On the other side, TWU's case is also valid. As a private institution governed by B.C.'s human rights code, they are allowed to set conduct requirements in accordance with their religious beliefs. They argue that as shown in Trinity v BCCT (2001), Canadian law and the Supreme Court prevent accreditation bodies such as LSUC from discriminating based on religious requirements of the institution in question. And agree or disagree, TWU's position on marriage is an authentic expression of the school’s understanding of how God calls Christians to live their lives.
In short, both sides have made claims to the right to be free from discrimination. Both have argued their cases using equality rights. This suggests that a proper solution to this issue was not, as LSUC's lawyers suggested, an outright rejection of TWU's application for accreditation. But in both their original deliberations and their court submissions this week, LSUC seemed unwilling to admit that a right to religious freedom is at stake, or should even present a consideration in the court's decision.

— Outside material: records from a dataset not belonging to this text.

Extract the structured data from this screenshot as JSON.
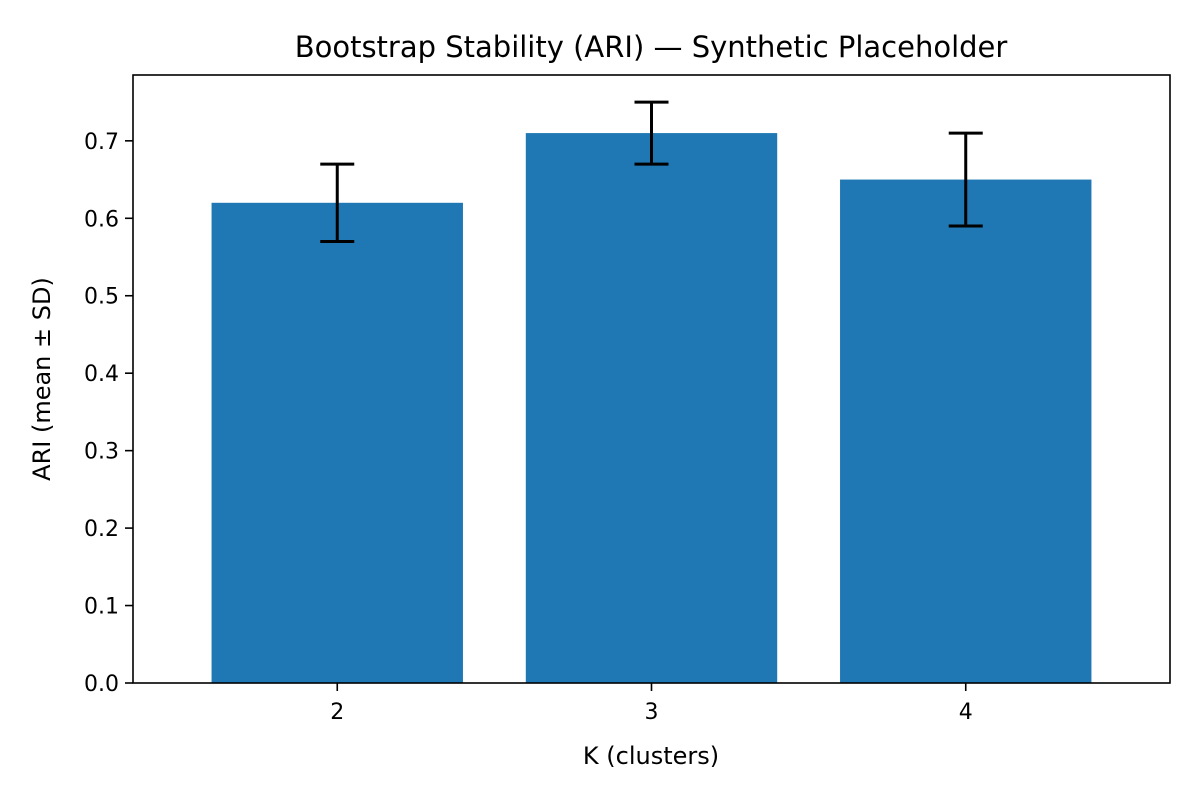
{
  "chart_data": {
    "type": "bar",
    "title": "Bootstrap Stability (ARI) — Synthetic Placeholder",
    "xlabel": "K (clusters)",
    "ylabel": "ARI (mean ± SD)",
    "categories": [
      "2",
      "3",
      "4"
    ],
    "values": [
      0.62,
      0.71,
      0.65
    ],
    "errors": [
      0.05,
      0.04,
      0.06
    ],
    "ylim": [
      0,
      0.785
    ],
    "yticks": [
      0.0,
      0.1,
      0.2,
      0.3,
      0.4,
      0.5,
      0.6,
      0.7
    ],
    "ytick_labels": [
      "0.0",
      "0.1",
      "0.2",
      "0.3",
      "0.4",
      "0.5",
      "0.6",
      "0.7"
    ],
    "grid": false,
    "bar_color": "#1f77b4",
    "error_color": "#000000"
  }
}
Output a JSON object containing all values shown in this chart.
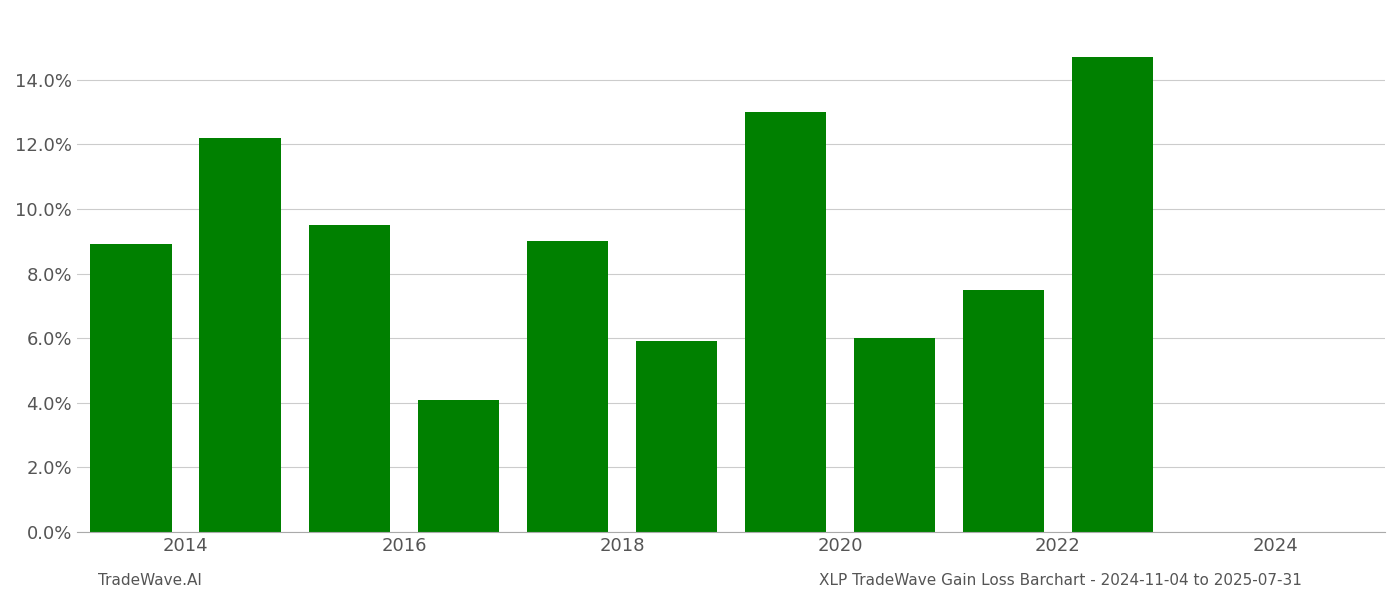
{
  "years": [
    2013.5,
    2014.5,
    2015.5,
    2016.5,
    2017.5,
    2018.5,
    2019.5,
    2020.5,
    2021.5,
    2022.5
  ],
  "values": [
    0.089,
    0.122,
    0.095,
    0.041,
    0.09,
    0.059,
    0.13,
    0.06,
    0.075,
    0.147
  ],
  "bar_color": "#008000",
  "footer_left": "TradeWave.AI",
  "footer_right": "XLP TradeWave Gain Loss Barchart - 2024-11-04 to 2025-07-31",
  "ylim": [
    0,
    0.16
  ],
  "ytick_values": [
    0.0,
    0.02,
    0.04,
    0.06,
    0.08,
    0.1,
    0.12,
    0.14
  ],
  "xtick_values": [
    2014,
    2016,
    2018,
    2020,
    2022,
    2024
  ],
  "xlim": [
    2013.0,
    2025.0
  ],
  "background_color": "#ffffff",
  "grid_color": "#cccccc",
  "bar_width": 0.75
}
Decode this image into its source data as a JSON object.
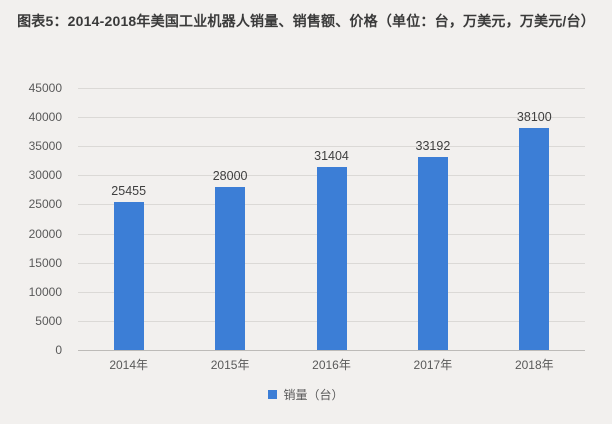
{
  "title": "图表5：2014-2018年美国工业机器人销量、销售额、价格（单位：台，万美元，万美元/台）",
  "chart_data": {
    "type": "bar",
    "title": "图表5：2014-2018年美国工业机器人销量、销售额、价格（单位：台，万美元，万美元/台）",
    "categories": [
      "2014年",
      "2015年",
      "2016年",
      "2017年",
      "2018年"
    ],
    "values": [
      25455,
      28000,
      31404,
      33192,
      38100
    ],
    "series_name": "销量（台）",
    "ylim": [
      0,
      45000
    ],
    "ytick_interval": 5000,
    "grid": true,
    "legend_position": "bottom",
    "bar_color": "#3c7ed6",
    "background_color": "#f2f0ee"
  }
}
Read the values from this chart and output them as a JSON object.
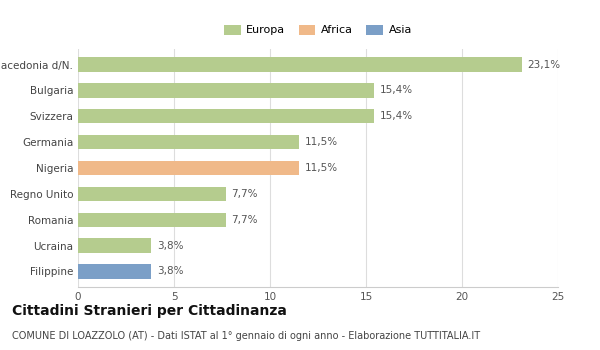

TWU's closing argument outlines the problem clearly: in making the decision of whether or not to accredit TWU, the law society should have undertaken a balancing of the rights of TWU against the objective of preventing discrimination. The requirement to do so is derived from Section 1 of the Charter of Rights and Freedoms, and outlined in Doré v Barreau du Québec (2012). In this case the Supreme Court found that administrative tribunal decisions are subject to a standard of "reasonableness," which is dependent on "proportionality"—ensuring that a tribunal interferes with a right no more than necessary when pursuing its goal. This means balancing the right (in this case, TWU's right to religious freedom) against the goals of LSUC (preventing discrimination in legal education). Buried beneath the legal jargon is a straightforward requirement to take everyone's rights into account when making a decision.
The result of all this? As a minimum, LSUC was required to clearly consider TWU's right to religious freedom and balance it against the resulting discrimination against gay and lesbian students. While LSUC did not provide any written reason for their denial of accreditation, the record of their convocation shows that many LSUC benchers denied that religious rights were at stake. Given this, it is hard to believe that LSUC gave careful thought to how to minimally interfere with TWU's religious freedom.
Given the reluctance of LSUC to conduct this balancing, it is now up to the court to do so. In a decision that involves competing rights, the answer is never clear-cut. But if Canada's legal system is to also be a justice system, we need to do more than just blindly assert our own rights. Instead, as Chief Justice McLachlin suggests, we need to recognize that our own rights need to be balanced fairly against the rights of others in our society, even others with whom we differ. Regardless of the outcome of the case, one can only hope that the court shares this opinion.